Nach dieser Feststellung nach § 278 Abs. 6 ZPO hat der Erstrichter ein Endurteil abgesetzt und von der Darstellung des Tatbestandes und der Entscheidungsgründe aufgrund des Vergleiches vom 28.01.2022 und der dadurch bewirkten Erledigung des Rechtsstreits analog § 269 Abs. 3 Satz 1 ZPO, § 313a Abs. 1 und Abs. 2 ZPO abgesehen.

Die Urkundsbeamtin des Arbeitsgerichts Bamberg hat das Verfahren am 22.02.2022 als gebührenfrei behandelt und die Akte dem Bezirksrevisor des Landesarbeitsgerichts Nürnberg vorgelegt. Der Bezirksrevisor als Vertreter der Staatskasse vertritt die Auffassung, dass bei der vorliegenden Konstellation die Verfahrensgebühr nicht entfallen sei, sondern sich lediglich auf 0,4 ermäßigt habe.
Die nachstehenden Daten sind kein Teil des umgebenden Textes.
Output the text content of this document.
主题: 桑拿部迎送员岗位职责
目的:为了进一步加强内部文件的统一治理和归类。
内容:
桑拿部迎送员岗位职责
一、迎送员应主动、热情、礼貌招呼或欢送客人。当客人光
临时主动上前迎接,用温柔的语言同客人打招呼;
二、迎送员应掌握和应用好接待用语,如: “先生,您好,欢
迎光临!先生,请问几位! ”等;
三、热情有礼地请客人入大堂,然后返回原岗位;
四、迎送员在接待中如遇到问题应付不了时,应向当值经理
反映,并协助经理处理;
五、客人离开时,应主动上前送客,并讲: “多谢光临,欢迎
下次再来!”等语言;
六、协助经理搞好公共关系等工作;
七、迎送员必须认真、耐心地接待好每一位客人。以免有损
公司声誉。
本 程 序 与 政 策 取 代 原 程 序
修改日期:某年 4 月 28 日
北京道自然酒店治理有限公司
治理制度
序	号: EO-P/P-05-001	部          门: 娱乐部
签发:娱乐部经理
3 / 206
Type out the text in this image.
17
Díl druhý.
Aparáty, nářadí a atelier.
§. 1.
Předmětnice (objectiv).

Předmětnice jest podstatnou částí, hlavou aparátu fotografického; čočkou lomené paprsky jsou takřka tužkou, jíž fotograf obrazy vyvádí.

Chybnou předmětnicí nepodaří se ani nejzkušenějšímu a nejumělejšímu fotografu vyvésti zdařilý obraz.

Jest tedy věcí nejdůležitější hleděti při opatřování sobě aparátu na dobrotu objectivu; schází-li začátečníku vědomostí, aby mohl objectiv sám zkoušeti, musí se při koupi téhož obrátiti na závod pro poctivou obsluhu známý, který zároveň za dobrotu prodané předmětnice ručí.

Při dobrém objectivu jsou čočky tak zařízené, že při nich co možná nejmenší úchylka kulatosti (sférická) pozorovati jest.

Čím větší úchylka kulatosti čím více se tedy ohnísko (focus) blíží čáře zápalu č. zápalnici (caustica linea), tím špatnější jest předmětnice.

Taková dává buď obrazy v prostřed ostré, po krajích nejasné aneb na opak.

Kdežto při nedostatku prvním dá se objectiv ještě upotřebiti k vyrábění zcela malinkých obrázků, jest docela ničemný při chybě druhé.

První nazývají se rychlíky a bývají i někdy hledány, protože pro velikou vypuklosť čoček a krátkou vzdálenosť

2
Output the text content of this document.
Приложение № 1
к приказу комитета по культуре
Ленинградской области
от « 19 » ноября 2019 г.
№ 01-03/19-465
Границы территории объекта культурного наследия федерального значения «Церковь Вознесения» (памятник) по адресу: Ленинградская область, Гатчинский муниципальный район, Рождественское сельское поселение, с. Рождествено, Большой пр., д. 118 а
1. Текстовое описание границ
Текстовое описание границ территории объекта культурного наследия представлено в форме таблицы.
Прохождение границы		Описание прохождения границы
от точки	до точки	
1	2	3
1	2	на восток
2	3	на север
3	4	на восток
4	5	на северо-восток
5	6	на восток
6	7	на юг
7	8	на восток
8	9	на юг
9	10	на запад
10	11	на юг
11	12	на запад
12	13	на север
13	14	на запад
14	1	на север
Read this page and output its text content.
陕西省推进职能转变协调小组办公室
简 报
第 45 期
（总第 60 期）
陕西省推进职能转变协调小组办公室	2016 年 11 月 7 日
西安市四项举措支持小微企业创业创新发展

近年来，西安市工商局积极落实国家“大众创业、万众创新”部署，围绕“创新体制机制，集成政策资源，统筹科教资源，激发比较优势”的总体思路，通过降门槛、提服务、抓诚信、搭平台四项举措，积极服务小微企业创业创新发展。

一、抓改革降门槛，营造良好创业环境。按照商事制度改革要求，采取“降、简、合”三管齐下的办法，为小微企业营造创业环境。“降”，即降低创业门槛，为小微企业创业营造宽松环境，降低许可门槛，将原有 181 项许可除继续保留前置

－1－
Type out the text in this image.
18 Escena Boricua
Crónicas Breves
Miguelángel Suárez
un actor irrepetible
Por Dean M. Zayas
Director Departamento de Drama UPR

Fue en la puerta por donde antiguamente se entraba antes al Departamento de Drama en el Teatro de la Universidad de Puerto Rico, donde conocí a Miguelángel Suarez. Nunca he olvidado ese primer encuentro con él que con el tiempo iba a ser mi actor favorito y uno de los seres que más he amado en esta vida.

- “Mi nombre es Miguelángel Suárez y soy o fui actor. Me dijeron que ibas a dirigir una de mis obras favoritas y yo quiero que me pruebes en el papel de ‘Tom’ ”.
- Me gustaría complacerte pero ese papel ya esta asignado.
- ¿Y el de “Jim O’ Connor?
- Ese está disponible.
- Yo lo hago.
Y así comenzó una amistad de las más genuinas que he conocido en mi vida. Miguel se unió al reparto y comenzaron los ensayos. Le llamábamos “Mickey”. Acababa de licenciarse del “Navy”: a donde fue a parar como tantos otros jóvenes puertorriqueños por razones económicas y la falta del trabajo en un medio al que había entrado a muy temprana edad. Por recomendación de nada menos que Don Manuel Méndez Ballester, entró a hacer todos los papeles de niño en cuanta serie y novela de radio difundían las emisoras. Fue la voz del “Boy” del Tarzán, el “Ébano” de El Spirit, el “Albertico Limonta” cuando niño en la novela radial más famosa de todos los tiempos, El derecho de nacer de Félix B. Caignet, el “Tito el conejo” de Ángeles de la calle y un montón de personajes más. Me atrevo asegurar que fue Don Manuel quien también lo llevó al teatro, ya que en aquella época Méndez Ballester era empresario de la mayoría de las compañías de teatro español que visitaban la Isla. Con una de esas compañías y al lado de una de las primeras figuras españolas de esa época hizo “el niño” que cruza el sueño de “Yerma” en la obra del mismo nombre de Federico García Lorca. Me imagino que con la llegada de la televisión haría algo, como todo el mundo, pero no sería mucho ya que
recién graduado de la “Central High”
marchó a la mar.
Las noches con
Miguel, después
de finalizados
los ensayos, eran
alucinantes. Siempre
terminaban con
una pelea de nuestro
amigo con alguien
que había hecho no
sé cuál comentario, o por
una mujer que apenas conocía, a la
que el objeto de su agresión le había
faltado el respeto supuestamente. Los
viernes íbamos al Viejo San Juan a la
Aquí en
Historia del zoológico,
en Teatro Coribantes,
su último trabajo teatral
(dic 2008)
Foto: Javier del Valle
Deshalb legte er gegen den Kostenansatz der Urkundsbeamtin des Arbeitsgerichts Bamberg am 25.02.2022 Erinnerung ein und beantragte den entsprechenden Gebührenansatz und die Zulassung der Beschwerde zum Landesarbeitsgericht Nürnberg wegen grundsätzlicher Bedeutung. Die Kostenbeamtin half der Erinnerung des Bezirksrevisors nicht ab und legte sie dem Kammervorsitzenden der 5. Kammer des Arbeitsgerichtes Bamberg zur Entscheidung vor. Sie ist der Ansicht, dass die Kostenprivilegierung gemäß der Vorbemerkung 8 KVGKG greife. Diese Regelung sei auch nach Urteilsverkündung anwendbar. Eine zeitliche Begrenzung der Vorbemerkung 8 KVGKG lasse sich der Regelung nicht entnehmen, der Gebührenwegfall sei in der Vorbemerkung auch nicht an bestimmte Verfahrensabschnitte gebunden. Bei der Vorbemerkung 8 KVGKG handele es sich um eine Besonderheit, die mit ihrem Inhalt ausschließlich für die Gerichte für Arbeitssachen gelte. Hintergrund der Regelung sei nicht allein die Arbeitsersparnis für die Gerichte. Nach der Gesetzesbegründung solle vielmehr jede Form der Verständigung zwischen Arbeitnehmer und Arbeitgeber in besonderer Weise auch gebührenrechtlich gefördert, also ein sozialpolitischer Zweck verfolgt werden.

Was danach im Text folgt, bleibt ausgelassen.